SEGUNDO A ORDEM DOS ADVOG...

Leonel Abranches

CORRIA o ano noventa e nove já quase adentrando para 2000. As teorias kamikazes do fim do mundo eram notícia em todas esquinas, principalmente naquelas onde o álcool mandava e comandava.

 Fervilhavam profecias, algumas forçadas de eventos bíblicos, que davam como certo o ano 2000 como o princípio e fim da humanidade.

“- A malta vai bazar em 2000, toutadizer…” – assim me garantia o pérfido segurança de uma instituição dos registos e notariado, enquanto tentava organizar uma fila enorme.

“- Não valapena se zangarem uns com os outros, vamos viver o máximo o pouco tempo que temos na terra…” – o homem teimava com as sua teorias do Apocalipse e de permeio citava umas encardidas passagens bíblicas de uma seita qualquer. Ajuntou as profecias religiosas sobre o fim do mundo a uma pseudo-teoria científica que fazia prever o impacto de asteróides contra o planeta terra, de que resultaria uma explosão de magnitude inimaginável, arrasando por completo tudo e todos. Seres vivos. Racionais e irracionais.

“- A ´malta vamos´ ser fulminados e queimados ferozmente por um grupo de asteróides e será o fim da nossa peregrinação na Terra…”
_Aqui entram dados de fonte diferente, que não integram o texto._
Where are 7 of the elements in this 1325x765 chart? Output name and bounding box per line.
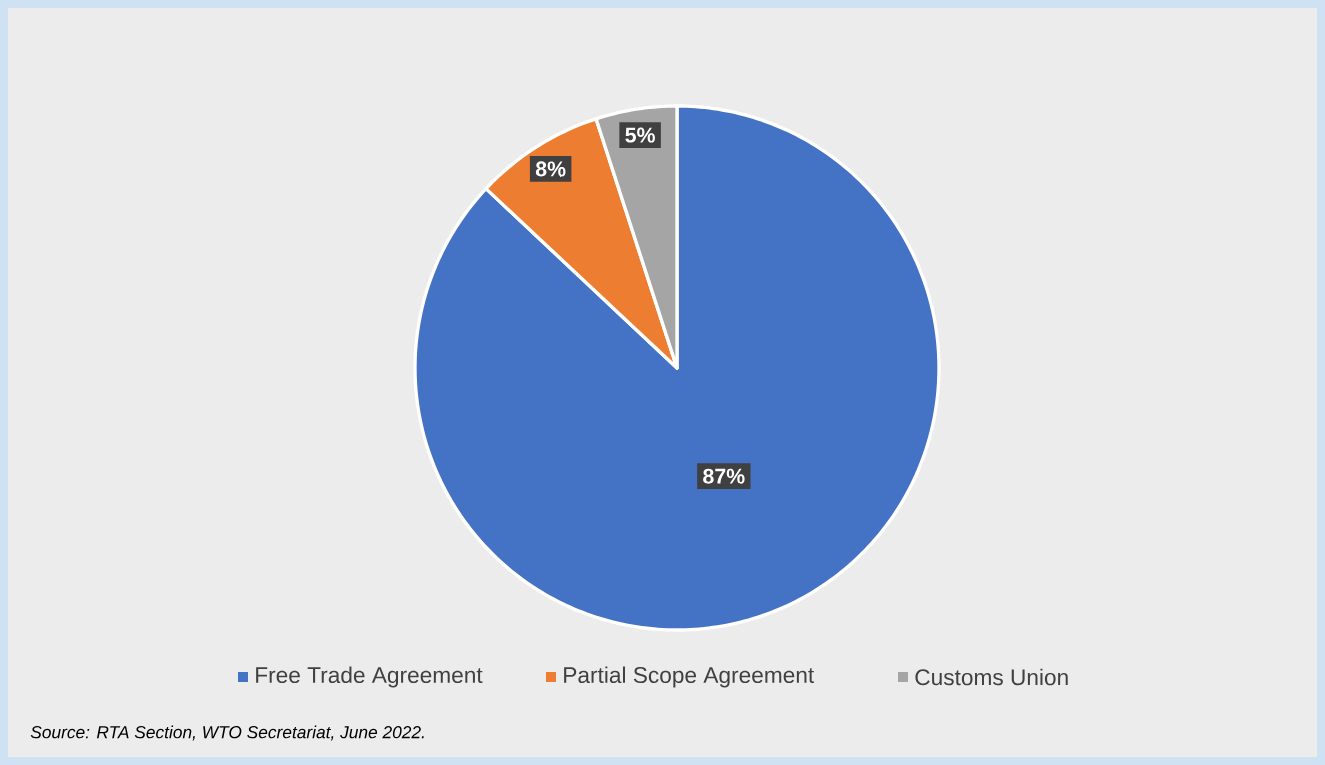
legend-label: Customs Union: [915, 668, 1068, 686]
data-label: 5%: [625, 127, 655, 143]
data-label: 8%: [535, 161, 566, 177]
legend-label: Partial Scope Agreement: [564, 666, 815, 688]
data-label: 87%: [703, 468, 745, 484]
source-note: Source: RTA Section, WTO Secretariat, June 2022.: [30, 725, 424, 741]
legend-label: Free Trade Agreement: [256, 666, 483, 688]
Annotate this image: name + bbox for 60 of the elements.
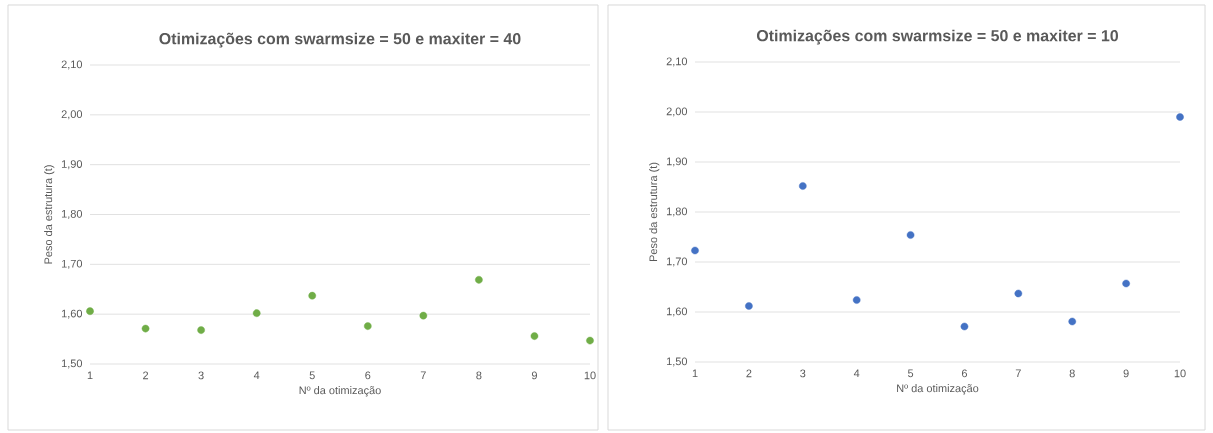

– o tipo falava com uma segurança impressionante. Era como se ele fosse o guardião do relógio do Apocalipse. Falava de passagens bíblicas com uma oralidade quase profética, dir-se-ia que dialogova com Deus directamente, assim tipo amigos e confidentes. Como se um dia tivessem sido colegas de carteira. E a malta na fila não queria outra coisa senão os serviços notariais, mas tínhamos de nos sujeitar às narrativas apocalípticas do homem. Fomos ouvindo o profeta do caos, até que surgiu uma personagem “sui generis”. Um homem de meia idade, com uma fatiota que cruzava tons de creme e amarelo, uma gravata de um colorido berrante e com o nó aberto à altura do peito. Com ar pesado e carregando uma pesada e desbotada “James Bond” no braço esquerdo, o tipo planava com uma extraordinária e geométrica cadência. O pesado aro dos óculos e barba desorganizada faziam antever tratar-se de um gajo que “marra” muito e não tem tempo para si mesmo. O homem foi passando pela fila quase que em “slow motion” e sem se importar com os olhares incrédulos e reprovadores de quem estava a cumprir normas e regras de disciplina e organização. Alguém teve coragem de o interpelar de forma grotesca, mas sorrateira:

“- Senhor, é bicha aqui…! Começa de laaa atrás…” – o tipo nem sequer se deu ao trabalho de responder. Continuou a planar em “slow motion” em direcção ao atendimento. Parecia uma sinistra nave espacial. Um dos bichantes questionou ao segurança-profeta por que razão não tomava atitude. A resposta não podia ser mais evasiva e desconcertante:

“- Yhuuuu! Às tantas pode ser um camarada ministro! Gente grande!” – e continuou a orientar “malta nós”, mas já ninguém tinha pachorra para ouvir as balbúrdias do final do mundo ensaiadas a partir de fundamentos obscuros. Meia hora depois a sinistra personagem abandonava as instalações do notariado. Do balcão de atendimento ainda ouvimos uma voz metálica e soturna de uma funcionária despedindo-se romanticamente do homem:

“Até outro dia só doutor. Passe bem!”  – E depois o estridente anúncio:

“- Próximo na fila fachavor”. Só doutor já tinha sido superiormente atendido. Desceu as escadas calma e cadencialmente. A “James Bond” desta vez estava no braço direito e o casaco pendurado no antebraço esquerdo. Dobrou a esquina e sumiu.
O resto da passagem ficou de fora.